3) Projet pour une lettre (Bâle, avril 1873) Très chère Madame, vous m’avez fait l’honneur d’accepter aussitôt et sans réserve la dédicace de ce livre. Si je puis déduire cette insouciance de la confiance en ma qualité d’auteur que mon traité La naissance (de la tragédie) vous a inspiré, permettez-moi de vous relater ici une expérience récente qui a failli me dresser moi-même contre le livre. Entre nous, nous avons une très mauvaise opinion sur tout ce qui, à cette époque néfaste, trouve un succès et une reconnaissance immédiats: et le livre de David Strauss, qui a connu quatre éditions en quelques mois, devrait être très mauvais d’après ce seul canon. C’est pourquoi la seconde édition de mon livre, devenue nécessaire à la fin de l’année, m’aurait presque rendu méfiant à son égard, si je ne savais pas, pour sa défense, que ce monde néfaste avec pour hérauts ses revues littéraires et ses journaux criards n’avait aucun mérite dans son succès immédiat, et que l’on préférait, de ce côté, garder un silence prudent. D’après cette expérience et toutes les autres, je me tiens pour l’auteur le plus fortuné: car c’est justement ce calme plat qui est du meilleur augure pour le voyage de mes navires. Pourquoi ne vivez-vous pas dans le même calme plat? Presque tous les correspondants musicaux, qui écrivent contre vous, vivent à vos dépens - c’est ce qui explique le boucan infernal; il s’agit de la digestion de ces messieurs Hanslick Gumbrecht ou comment s’appellent-ils, ces gaillards dont je ne veux pas retenir le nom.
4) Disposition pour une lettre (Bâle, autour du 10 octobre 1874) Merci pour la chaise. Comtesse Bassenheim Schopenhauer. Télégr. L’écrit d’Overbeck Fuchs. 30 ans. Baumgartner Rohde. Tableau
5) Disposition pour une lettre (Bâle, 21/23 mai 1876) Mme Wagner Livre Meysenbug Schilling M. de Senger. Etoiles Manzoni Originaires du Main. Comtesse Agoult! Köselitz. Ehrlich Miss Zimmern. Traduction de Baumgartner. Roman de Rohde.

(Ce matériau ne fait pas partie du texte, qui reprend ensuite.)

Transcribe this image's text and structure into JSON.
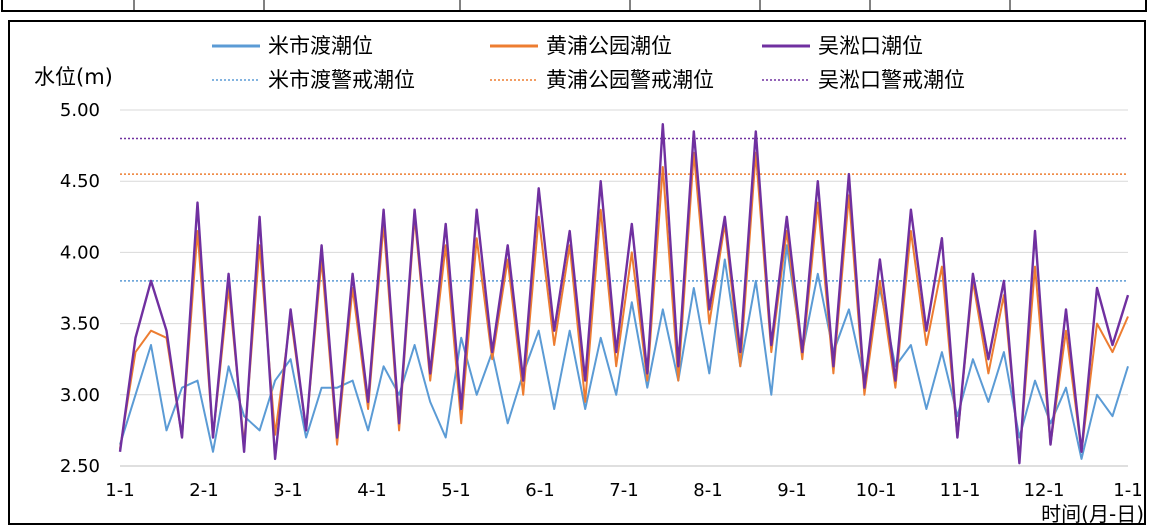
{
  "chart_data": {
    "type": "line",
    "ylabel": "水位(m)",
    "xlabel": "时间(月-日)",
    "ylim": [
      2.5,
      5.0
    ],
    "yticks": [
      "2.50",
      "3.00",
      "3.50",
      "4.00",
      "4.50",
      "5.00"
    ],
    "xtick_labels": [
      "1-1",
      "2-1",
      "3-1",
      "4-1",
      "5-1",
      "6-1",
      "7-1",
      "8-1",
      "9-1",
      "10-1",
      "11-1",
      "12-1",
      "1-1"
    ],
    "grid": "horizontal",
    "legend_position": "top",
    "series": [
      {
        "name": "米市渡潮位",
        "color": "#5b9bd5",
        "style": "solid",
        "values": [
          2.65,
          3.0,
          3.35,
          2.75,
          3.05,
          3.1,
          2.6,
          3.2,
          2.85,
          2.75,
          3.1,
          3.25,
          2.7,
          3.05,
          3.05,
          3.1,
          2.75,
          3.2,
          3.0,
          3.35,
          2.95,
          2.7,
          3.4,
          3.0,
          3.3,
          2.8,
          3.15,
          3.45,
          2.9,
          3.45,
          2.9,
          3.4,
          3.0,
          3.65,
          3.05,
          3.6,
          3.1,
          3.75,
          3.15,
          3.95,
          3.2,
          3.8,
          3.0,
          4.05,
          3.3,
          3.85,
          3.3,
          3.6,
          3.1,
          3.75,
          3.2,
          3.35,
          2.9,
          3.3,
          2.85,
          3.25,
          2.95,
          3.3,
          2.7,
          3.1,
          2.8,
          3.05,
          2.55,
          3.0,
          2.85,
          3.2
        ]
      },
      {
        "name": "黄浦公园潮位",
        "color": "#ed7d31",
        "style": "solid",
        "values": [
          2.62,
          3.3,
          3.45,
          3.4,
          2.7,
          4.15,
          2.7,
          3.75,
          2.65,
          4.05,
          2.72,
          3.55,
          2.75,
          3.95,
          2.65,
          3.75,
          2.9,
          4.2,
          2.75,
          4.25,
          3.1,
          4.05,
          2.8,
          4.1,
          3.25,
          3.95,
          3.0,
          4.25,
          3.35,
          4.05,
          2.95,
          4.3,
          3.2,
          4.0,
          3.1,
          4.6,
          3.1,
          4.7,
          3.5,
          4.2,
          3.2,
          4.7,
          3.3,
          4.15,
          3.25,
          4.35,
          3.15,
          4.4,
          3.0,
          3.8,
          3.05,
          4.15,
          3.35,
          3.9,
          2.7,
          3.8,
          3.15,
          3.7,
          2.55,
          3.9,
          2.65,
          3.45,
          2.6,
          3.5,
          3.3,
          3.55
        ]
      },
      {
        "name": "吴淞口潮位",
        "color": "#7030a0",
        "style": "solid",
        "values": [
          2.6,
          3.4,
          3.8,
          3.45,
          2.7,
          4.35,
          2.7,
          3.85,
          2.6,
          4.25,
          2.55,
          3.6,
          2.75,
          4.05,
          2.7,
          3.85,
          2.95,
          4.3,
          2.8,
          4.3,
          3.15,
          4.2,
          2.9,
          4.3,
          3.3,
          4.05,
          3.1,
          4.45,
          3.45,
          4.15,
          3.1,
          4.5,
          3.3,
          4.2,
          3.15,
          4.9,
          3.2,
          4.85,
          3.6,
          4.25,
          3.3,
          4.85,
          3.35,
          4.25,
          3.3,
          4.5,
          3.2,
          4.55,
          3.05,
          3.95,
          3.1,
          4.3,
          3.45,
          4.1,
          2.7,
          3.85,
          3.25,
          3.8,
          2.52,
          4.15,
          2.65,
          3.6,
          2.6,
          3.75,
          3.35,
          3.7
        ]
      },
      {
        "name": "米市渡警戒潮位",
        "color": "#5b9bd5",
        "style": "dotted",
        "values": [
          3.8
        ]
      },
      {
        "name": "黄浦公园警戒潮位",
        "color": "#ed7d31",
        "style": "dotted",
        "values": [
          4.55
        ]
      },
      {
        "name": "吴淞口警戒潮位",
        "color": "#7030a0",
        "style": "dotted",
        "values": [
          4.8
        ]
      }
    ]
  }
}
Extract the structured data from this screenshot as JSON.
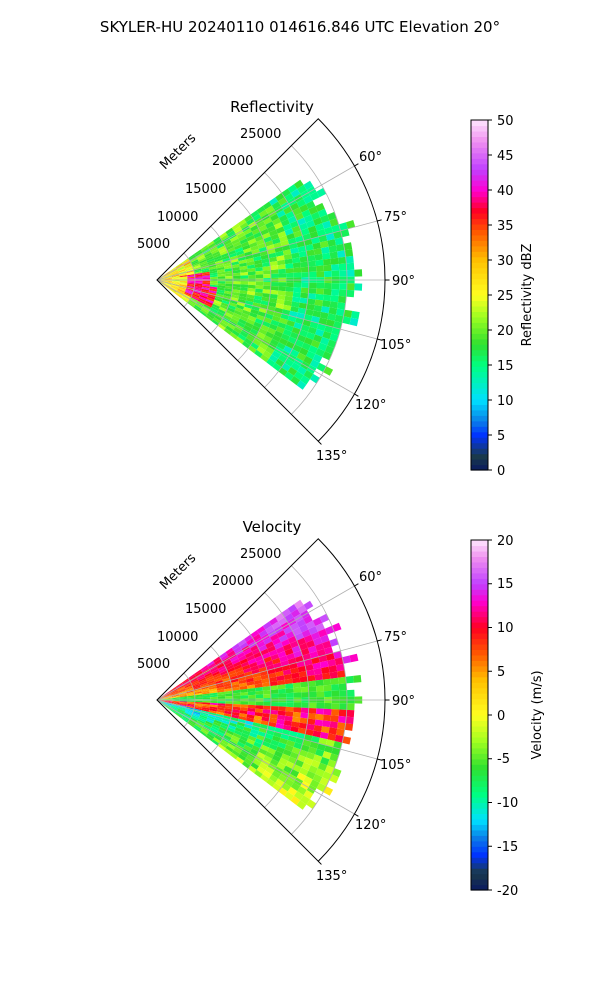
{
  "suptitle": "SKYLER-HU  20240110  014616.846 UTC Elevation 20°",
  "panels": [
    {
      "title": "Reflectivity",
      "range_label": "Meters",
      "range_ticks": [
        "5000",
        "10000",
        "15000",
        "20000",
        "25000"
      ],
      "azimuth_ticks": [
        "60°",
        "75°",
        "90°",
        "105°",
        "120°",
        "135°"
      ],
      "colorbar": {
        "label": "Reflectivity dBZ",
        "min": 0,
        "max": 50,
        "ticks": [
          "0",
          "5",
          "10",
          "15",
          "20",
          "25",
          "30",
          "35",
          "40",
          "45",
          "50"
        ]
      }
    },
    {
      "title": "Velocity",
      "range_label": "Meters",
      "range_ticks": [
        "5000",
        "10000",
        "15000",
        "20000",
        "25000"
      ],
      "azimuth_ticks": [
        "60°",
        "75°",
        "90°",
        "105°",
        "120°",
        "135°"
      ],
      "colorbar": {
        "label": "Velocity (m/s)",
        "min": -20,
        "max": 20,
        "ticks": [
          "-20",
          "-15",
          "-10",
          "-5",
          "0",
          "5",
          "10",
          "15",
          "20"
        ]
      }
    }
  ],
  "chart_data": [
    {
      "type": "heatmap",
      "title": "Reflectivity",
      "projection": "polar sector",
      "theta_range_deg": [
        45,
        135
      ],
      "r_range_m": [
        0,
        30000
      ],
      "r_ticks": [
        5000,
        10000,
        15000,
        20000,
        25000
      ],
      "theta_ticks_deg": [
        60,
        75,
        90,
        105,
        120,
        135
      ],
      "grid": true,
      "colorbar_label": "Reflectivity dBZ",
      "vmin": 0,
      "vmax": 50,
      "colorscale_stops": [
        {
          "value": 0,
          "color": "#0a1a60"
        },
        {
          "value": 2,
          "color": "#1a3a4a"
        },
        {
          "value": 5,
          "color": "#0032ff"
        },
        {
          "value": 7,
          "color": "#0a7de8"
        },
        {
          "value": 10,
          "color": "#00e0ff"
        },
        {
          "value": 15,
          "color": "#00ff80"
        },
        {
          "value": 18,
          "color": "#30e030"
        },
        {
          "value": 22,
          "color": "#a0ff20"
        },
        {
          "value": 25,
          "color": "#ffff20"
        },
        {
          "value": 30,
          "color": "#ffc000"
        },
        {
          "value": 34,
          "color": "#ff5a00"
        },
        {
          "value": 37,
          "color": "#ff0020"
        },
        {
          "value": 40,
          "color": "#ff00d0"
        },
        {
          "value": 43,
          "color": "#c040ff"
        },
        {
          "value": 47,
          "color": "#f090f0"
        },
        {
          "value": 50,
          "color": "#ffe6ff"
        }
      ],
      "echo_extent": {
        "theta_deg": [
          55,
          127
        ],
        "r_max_m": [
          22000,
          27000
        ]
      }
    },
    {
      "type": "heatmap",
      "title": "Velocity",
      "projection": "polar sector",
      "theta_range_deg": [
        45,
        135
      ],
      "r_range_m": [
        0,
        30000
      ],
      "r_ticks": [
        5000,
        10000,
        15000,
        20000,
        25000
      ],
      "theta_ticks_deg": [
        60,
        75,
        90,
        105,
        120,
        135
      ],
      "grid": true,
      "colorbar_label": "Velocity (m/s)",
      "vmin": -20,
      "vmax": 20,
      "colorscale_stops": [
        {
          "value": -20,
          "color": "#0a1a60"
        },
        {
          "value": -18,
          "color": "#1a3a4a"
        },
        {
          "value": -16,
          "color": "#0032ff"
        },
        {
          "value": -14,
          "color": "#0a7de8"
        },
        {
          "value": -12,
          "color": "#00e0ff"
        },
        {
          "value": -9,
          "color": "#00ff80"
        },
        {
          "value": -6,
          "color": "#30e030"
        },
        {
          "value": -3,
          "color": "#a0ff20"
        },
        {
          "value": 0,
          "color": "#ffff20"
        },
        {
          "value": 4,
          "color": "#ffc000"
        },
        {
          "value": 7,
          "color": "#ff5a00"
        },
        {
          "value": 10,
          "color": "#ff0020"
        },
        {
          "value": 13,
          "color": "#ff00d0"
        },
        {
          "value": 15,
          "color": "#c040ff"
        },
        {
          "value": 18,
          "color": "#f090f0"
        },
        {
          "value": 20,
          "color": "#ffe6ff"
        }
      ],
      "echo_extent": {
        "theta_deg": [
          55,
          127
        ],
        "r_max_m": [
          22000,
          27000
        ]
      }
    }
  ]
}
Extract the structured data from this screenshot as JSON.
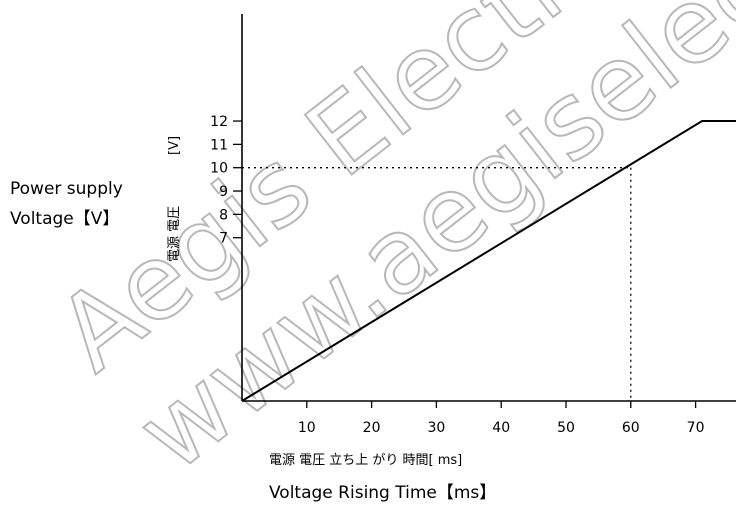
{
  "watermarks": [
    "Aegis Electronics",
    "www.aegiselect.com"
  ],
  "chart_data": {
    "type": "line",
    "x": [
      0,
      71,
      80
    ],
    "y": [
      0,
      12,
      12
    ],
    "xlim": [
      0,
      80
    ],
    "ylim": [
      0,
      14.3
    ],
    "xticks": [
      10,
      20,
      30,
      40,
      50,
      60,
      70
    ],
    "yticks": [
      7,
      8,
      9,
      10,
      11,
      12
    ],
    "ylabel_en_lines": [
      "Power supply",
      "Voltage【V】"
    ],
    "ylabel_jp": "電源 電圧",
    "ylabel_unit": "[V]",
    "xlabel_jp": "電源  電圧 立ち上 がり 時間[ ms]",
    "xlabel_en": "Voltage Rising Time【ms】",
    "reference_point": {
      "x": 60,
      "y": 10
    },
    "grid": false,
    "colors": {
      "line": "#000000",
      "watermark": "#b3b3b3"
    }
  }
}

6) Projet pour une lettre (Bâle, juillet 1876) Mon éditeur M. Schmeitzner a été chargé de vous remettre ainsi qu’au Maître deux exemplaires de luxe de mon dernier écrit. Vous en conclurez que je n’ai pas supporté de me préparer dans cette solitude et cet éloignement à la grandeur, à l’énormité de cet été; qu’il a fallu que je vous fasse part de ma joie. Si seulement j’avais l’espoir d’avoir deviné et exprimé, ci et là, un accord où résonne votre joie! Je ne saurais imaginer chose plus belle. Puissé-je avoir réussi à formuler, ci et là dans cet écrit, certains points que nous avons en commun, vous et moi. Vous savez sûrement dans quel état d’esprit tous les amis de Bayreuth pensent à vous en ce moment: qui de nous ne souhaite pas d’une façon ou d’une autre vous témoigner son immense reconnaissance cet été? Veuillez donc considérer avec bonté la tentative que je fais de mon côté pour vous faire un petit plaisir en vous envoyant deux exemplaires de luxe de mon dernier écrit. Mais vous, qui êtes infiniment soigneuse et occupée, ne trouverez certainement le temps et l’envie de le lire qu’après l’été: c’est ce que je présuppose en vous remerciant de croire à cette présupposition.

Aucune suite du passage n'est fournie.